The last two are purely of academic use in the sense that a rate of climb of 0.5 meters/sec is meaningless to most Military forces. In reality, a rate of Climb of a minimum of 2.5 Meters/sec (~500ft/min) is required and is known as combat ceiling, and is the reference I try to follow when I do these calculations.
Now, coming to the issue of fuel/payload ratios, you need to fix that for a given range. So assuming we have a requirement of a combat radius (note: radius, not range) of around 100Km in the Aksai Chin region, and fixing the fuel for that, the LCH is capable of lifting (per my calculations) around 400Kg of weapons from an altitude of around 16000 feet under combat-ceiling conditions defined above and around 540 Kg of weapons from the same altitude for Hover OGE conditions.
These values are what remains after you remove the standard airframe weights, fuel, the weights of the flight crew, auxiliary weights, lubricants (which should not be ignored and can be substantial for heavier helicopters) and assuming a 10% reserve fuel for the said flight.

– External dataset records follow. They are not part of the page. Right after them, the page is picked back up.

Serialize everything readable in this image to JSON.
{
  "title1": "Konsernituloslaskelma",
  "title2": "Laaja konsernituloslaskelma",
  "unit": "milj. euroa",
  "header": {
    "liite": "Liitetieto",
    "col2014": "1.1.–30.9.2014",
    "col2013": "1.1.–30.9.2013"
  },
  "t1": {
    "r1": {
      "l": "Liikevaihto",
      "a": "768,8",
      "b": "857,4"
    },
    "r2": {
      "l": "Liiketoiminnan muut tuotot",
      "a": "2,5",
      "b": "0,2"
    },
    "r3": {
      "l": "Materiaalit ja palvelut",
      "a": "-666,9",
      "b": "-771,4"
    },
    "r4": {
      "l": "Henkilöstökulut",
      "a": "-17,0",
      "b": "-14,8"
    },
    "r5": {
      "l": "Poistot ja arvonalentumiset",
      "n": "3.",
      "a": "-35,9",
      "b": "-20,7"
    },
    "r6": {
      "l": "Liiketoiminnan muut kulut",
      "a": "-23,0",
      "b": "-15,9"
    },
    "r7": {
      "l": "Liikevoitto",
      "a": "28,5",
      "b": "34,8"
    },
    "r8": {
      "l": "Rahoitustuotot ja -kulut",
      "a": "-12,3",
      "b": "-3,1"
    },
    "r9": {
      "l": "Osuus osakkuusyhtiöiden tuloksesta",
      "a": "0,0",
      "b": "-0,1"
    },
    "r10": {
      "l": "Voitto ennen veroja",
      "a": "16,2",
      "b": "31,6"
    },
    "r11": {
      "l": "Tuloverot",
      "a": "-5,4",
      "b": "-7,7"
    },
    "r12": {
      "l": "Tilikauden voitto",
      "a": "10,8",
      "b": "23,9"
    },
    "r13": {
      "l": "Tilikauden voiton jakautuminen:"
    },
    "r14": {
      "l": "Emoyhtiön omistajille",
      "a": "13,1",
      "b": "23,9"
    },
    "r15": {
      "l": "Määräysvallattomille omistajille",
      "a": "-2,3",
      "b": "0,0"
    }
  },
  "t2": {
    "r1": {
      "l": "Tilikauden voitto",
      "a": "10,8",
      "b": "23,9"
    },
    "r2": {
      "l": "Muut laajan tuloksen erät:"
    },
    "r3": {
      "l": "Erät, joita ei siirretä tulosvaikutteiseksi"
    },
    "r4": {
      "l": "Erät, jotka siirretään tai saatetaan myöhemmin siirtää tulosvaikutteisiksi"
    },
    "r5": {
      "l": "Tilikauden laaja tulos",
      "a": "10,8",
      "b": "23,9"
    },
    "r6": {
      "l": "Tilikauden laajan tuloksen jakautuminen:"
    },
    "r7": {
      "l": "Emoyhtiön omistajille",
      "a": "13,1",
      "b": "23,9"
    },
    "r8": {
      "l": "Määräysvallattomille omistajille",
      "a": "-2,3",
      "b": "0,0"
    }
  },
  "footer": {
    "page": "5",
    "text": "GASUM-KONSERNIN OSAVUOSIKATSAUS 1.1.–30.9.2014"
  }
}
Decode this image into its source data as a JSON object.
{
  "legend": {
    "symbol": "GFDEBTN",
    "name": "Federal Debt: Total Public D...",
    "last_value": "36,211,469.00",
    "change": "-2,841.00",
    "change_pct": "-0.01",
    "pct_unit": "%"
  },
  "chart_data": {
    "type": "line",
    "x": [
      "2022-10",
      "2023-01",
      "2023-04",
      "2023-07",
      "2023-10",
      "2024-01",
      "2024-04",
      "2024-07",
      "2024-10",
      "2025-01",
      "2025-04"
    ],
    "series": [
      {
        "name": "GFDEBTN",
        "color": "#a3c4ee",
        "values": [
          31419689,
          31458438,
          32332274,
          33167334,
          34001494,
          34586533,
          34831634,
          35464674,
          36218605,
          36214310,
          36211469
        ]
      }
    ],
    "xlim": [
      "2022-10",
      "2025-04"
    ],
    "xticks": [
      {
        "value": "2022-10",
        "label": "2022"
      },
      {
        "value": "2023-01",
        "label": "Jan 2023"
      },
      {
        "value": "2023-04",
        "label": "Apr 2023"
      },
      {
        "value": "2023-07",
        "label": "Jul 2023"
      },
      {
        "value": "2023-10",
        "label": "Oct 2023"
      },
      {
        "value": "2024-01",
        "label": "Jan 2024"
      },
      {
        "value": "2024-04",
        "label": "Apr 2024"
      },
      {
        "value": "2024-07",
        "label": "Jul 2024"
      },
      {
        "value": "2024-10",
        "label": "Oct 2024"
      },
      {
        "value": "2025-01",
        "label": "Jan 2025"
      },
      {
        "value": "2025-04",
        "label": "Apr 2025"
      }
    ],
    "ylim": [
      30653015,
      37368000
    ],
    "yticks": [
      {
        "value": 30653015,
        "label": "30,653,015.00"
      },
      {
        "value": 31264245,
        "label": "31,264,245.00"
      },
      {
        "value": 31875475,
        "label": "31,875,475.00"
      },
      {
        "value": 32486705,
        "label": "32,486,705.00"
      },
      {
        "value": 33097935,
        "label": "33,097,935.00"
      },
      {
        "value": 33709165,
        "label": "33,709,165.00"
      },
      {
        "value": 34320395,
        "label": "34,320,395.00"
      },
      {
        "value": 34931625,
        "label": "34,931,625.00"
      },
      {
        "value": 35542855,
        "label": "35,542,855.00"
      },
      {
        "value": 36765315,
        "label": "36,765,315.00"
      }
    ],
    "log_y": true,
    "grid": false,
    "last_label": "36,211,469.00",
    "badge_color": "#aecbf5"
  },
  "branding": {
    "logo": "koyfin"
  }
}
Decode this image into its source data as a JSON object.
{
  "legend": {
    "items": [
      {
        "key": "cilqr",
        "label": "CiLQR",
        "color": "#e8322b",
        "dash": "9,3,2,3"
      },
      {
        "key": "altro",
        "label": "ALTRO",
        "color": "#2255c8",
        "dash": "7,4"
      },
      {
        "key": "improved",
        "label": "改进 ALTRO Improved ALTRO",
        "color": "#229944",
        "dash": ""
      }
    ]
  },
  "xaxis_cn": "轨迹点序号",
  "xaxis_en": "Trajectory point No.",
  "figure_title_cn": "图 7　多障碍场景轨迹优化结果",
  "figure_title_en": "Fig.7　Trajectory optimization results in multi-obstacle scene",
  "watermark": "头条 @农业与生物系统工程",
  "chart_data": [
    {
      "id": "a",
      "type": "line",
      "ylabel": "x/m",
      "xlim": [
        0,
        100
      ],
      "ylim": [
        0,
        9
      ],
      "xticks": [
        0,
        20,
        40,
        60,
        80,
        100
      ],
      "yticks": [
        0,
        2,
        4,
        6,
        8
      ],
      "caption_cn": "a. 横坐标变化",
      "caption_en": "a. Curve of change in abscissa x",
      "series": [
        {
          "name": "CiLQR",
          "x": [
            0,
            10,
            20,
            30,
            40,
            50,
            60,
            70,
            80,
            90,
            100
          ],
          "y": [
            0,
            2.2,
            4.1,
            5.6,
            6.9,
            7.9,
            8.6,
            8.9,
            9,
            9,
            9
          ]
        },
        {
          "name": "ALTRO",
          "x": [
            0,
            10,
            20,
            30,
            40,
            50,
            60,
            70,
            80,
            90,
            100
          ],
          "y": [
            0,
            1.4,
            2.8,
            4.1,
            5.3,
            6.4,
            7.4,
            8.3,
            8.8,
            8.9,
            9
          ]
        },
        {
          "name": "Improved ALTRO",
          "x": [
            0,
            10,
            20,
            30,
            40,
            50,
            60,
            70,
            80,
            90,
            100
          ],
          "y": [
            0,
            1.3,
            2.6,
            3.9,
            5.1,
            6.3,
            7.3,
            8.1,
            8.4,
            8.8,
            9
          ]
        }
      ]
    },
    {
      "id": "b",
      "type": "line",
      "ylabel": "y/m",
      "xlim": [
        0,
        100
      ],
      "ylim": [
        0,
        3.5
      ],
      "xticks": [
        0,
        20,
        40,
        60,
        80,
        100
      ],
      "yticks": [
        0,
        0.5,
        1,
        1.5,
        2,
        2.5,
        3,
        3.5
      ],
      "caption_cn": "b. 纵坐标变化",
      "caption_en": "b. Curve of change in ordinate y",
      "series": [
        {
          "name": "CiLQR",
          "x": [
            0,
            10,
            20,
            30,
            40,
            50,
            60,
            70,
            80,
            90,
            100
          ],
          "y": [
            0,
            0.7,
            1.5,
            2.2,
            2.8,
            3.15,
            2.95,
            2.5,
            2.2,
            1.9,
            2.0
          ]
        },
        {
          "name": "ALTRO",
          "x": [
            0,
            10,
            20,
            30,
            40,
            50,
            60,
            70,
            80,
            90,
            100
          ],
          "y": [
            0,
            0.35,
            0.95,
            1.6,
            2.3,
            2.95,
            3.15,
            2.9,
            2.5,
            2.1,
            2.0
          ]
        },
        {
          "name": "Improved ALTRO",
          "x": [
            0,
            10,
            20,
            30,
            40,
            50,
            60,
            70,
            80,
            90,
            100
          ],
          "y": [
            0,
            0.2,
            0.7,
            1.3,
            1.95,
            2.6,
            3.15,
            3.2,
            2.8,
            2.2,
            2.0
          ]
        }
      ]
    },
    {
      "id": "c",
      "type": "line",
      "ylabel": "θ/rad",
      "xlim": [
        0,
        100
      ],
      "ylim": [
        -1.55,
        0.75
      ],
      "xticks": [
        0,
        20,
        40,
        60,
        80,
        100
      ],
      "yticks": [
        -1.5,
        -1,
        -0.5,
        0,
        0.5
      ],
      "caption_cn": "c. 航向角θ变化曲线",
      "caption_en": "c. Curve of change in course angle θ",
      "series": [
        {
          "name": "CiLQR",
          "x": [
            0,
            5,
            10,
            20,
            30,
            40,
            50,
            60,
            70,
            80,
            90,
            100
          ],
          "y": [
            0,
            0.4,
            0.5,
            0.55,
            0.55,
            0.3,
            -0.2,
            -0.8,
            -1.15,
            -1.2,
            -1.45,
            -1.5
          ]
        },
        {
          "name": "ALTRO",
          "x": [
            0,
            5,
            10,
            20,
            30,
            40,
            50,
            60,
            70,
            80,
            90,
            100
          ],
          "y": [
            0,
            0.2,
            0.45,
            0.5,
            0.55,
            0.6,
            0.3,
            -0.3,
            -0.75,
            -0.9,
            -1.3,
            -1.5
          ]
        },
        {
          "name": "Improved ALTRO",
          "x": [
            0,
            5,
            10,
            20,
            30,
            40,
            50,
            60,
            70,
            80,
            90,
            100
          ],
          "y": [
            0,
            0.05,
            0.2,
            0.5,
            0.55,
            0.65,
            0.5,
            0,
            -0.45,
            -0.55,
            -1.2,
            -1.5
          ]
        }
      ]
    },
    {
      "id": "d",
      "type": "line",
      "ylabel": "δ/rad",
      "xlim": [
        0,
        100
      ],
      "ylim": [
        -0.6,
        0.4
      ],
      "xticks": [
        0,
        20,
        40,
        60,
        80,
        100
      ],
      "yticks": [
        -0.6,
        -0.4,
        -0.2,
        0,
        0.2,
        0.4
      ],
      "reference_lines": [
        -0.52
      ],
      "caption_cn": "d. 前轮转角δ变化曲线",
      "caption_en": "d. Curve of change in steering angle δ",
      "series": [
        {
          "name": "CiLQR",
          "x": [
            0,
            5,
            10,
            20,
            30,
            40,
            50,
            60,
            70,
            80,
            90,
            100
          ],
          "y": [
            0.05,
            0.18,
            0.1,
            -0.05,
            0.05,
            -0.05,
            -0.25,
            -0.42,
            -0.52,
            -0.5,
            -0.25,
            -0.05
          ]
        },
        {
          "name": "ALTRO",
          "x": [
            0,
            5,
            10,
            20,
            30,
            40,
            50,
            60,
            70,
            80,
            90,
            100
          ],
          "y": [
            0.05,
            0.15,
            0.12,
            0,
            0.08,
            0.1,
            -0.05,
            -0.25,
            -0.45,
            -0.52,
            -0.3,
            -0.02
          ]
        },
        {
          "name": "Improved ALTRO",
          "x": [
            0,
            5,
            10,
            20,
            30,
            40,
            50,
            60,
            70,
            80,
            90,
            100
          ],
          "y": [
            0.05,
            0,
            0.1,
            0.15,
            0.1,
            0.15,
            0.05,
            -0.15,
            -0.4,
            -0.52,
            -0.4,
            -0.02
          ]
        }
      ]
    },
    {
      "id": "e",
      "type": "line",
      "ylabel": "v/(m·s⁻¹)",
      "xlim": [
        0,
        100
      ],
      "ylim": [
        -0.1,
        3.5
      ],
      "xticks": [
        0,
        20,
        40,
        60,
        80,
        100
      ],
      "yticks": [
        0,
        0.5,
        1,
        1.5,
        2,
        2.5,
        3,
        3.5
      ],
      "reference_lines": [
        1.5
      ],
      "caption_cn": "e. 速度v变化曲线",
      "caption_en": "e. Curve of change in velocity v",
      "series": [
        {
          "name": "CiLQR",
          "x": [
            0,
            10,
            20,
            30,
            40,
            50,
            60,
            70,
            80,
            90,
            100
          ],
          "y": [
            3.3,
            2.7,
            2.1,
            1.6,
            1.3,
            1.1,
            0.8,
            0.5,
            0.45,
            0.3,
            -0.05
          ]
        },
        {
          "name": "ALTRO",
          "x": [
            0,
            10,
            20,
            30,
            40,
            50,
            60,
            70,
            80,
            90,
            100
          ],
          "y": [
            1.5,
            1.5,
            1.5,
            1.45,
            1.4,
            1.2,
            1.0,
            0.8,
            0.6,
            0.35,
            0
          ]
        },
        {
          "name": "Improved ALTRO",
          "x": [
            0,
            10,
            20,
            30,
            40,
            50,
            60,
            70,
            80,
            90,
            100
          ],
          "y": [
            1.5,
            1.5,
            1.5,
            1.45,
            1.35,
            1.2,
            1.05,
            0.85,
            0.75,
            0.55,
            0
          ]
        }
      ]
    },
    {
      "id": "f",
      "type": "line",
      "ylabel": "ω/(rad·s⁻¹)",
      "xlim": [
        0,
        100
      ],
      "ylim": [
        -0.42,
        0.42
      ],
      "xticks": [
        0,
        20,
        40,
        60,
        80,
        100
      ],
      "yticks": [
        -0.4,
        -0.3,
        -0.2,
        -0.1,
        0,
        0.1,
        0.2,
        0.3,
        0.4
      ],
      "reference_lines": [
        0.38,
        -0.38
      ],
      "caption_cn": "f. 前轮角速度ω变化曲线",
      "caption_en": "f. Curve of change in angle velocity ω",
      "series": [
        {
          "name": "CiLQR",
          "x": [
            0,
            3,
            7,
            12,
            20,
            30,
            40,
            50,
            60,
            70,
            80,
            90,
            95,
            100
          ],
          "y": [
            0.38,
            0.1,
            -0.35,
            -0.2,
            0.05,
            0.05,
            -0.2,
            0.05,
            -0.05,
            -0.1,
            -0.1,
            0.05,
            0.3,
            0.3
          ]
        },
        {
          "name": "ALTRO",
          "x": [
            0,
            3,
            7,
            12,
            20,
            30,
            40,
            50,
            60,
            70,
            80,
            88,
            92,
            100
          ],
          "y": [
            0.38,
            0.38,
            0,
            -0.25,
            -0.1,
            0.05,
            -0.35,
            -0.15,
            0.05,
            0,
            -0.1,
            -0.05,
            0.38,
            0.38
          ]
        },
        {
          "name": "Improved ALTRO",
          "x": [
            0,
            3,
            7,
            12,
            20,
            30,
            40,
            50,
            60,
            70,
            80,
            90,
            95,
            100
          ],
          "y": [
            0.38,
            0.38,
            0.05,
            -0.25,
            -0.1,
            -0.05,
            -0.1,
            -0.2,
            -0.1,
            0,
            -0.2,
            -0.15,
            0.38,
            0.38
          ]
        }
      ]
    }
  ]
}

At 18000 feet, the LCH is capable of hovering with the above weapons load assuming that some fuel has been lost during the flight to that altitude. Very few peaks in the Aksai-Chin region are higher than 18500 feet, so I doubt the need to be hovering anywhere near them, but these are the engineering limits anyway.
But if the helicopter were cruising above the same region rather than hovering, then the LCH can in fact lift up to around 1000Kgs during forward flight for maximum rate of climb up to around 22000 feet and higher if you leave the condition of design ROC.
Note: Any suggestions to improve the above model are welcome. The results of the calculations can vary around 10-15% either way from actual data as far as I can tell. Sorry!
p.s. check mail.
Yeah, I got it. Thanks. Will get back to you on that pretty soon.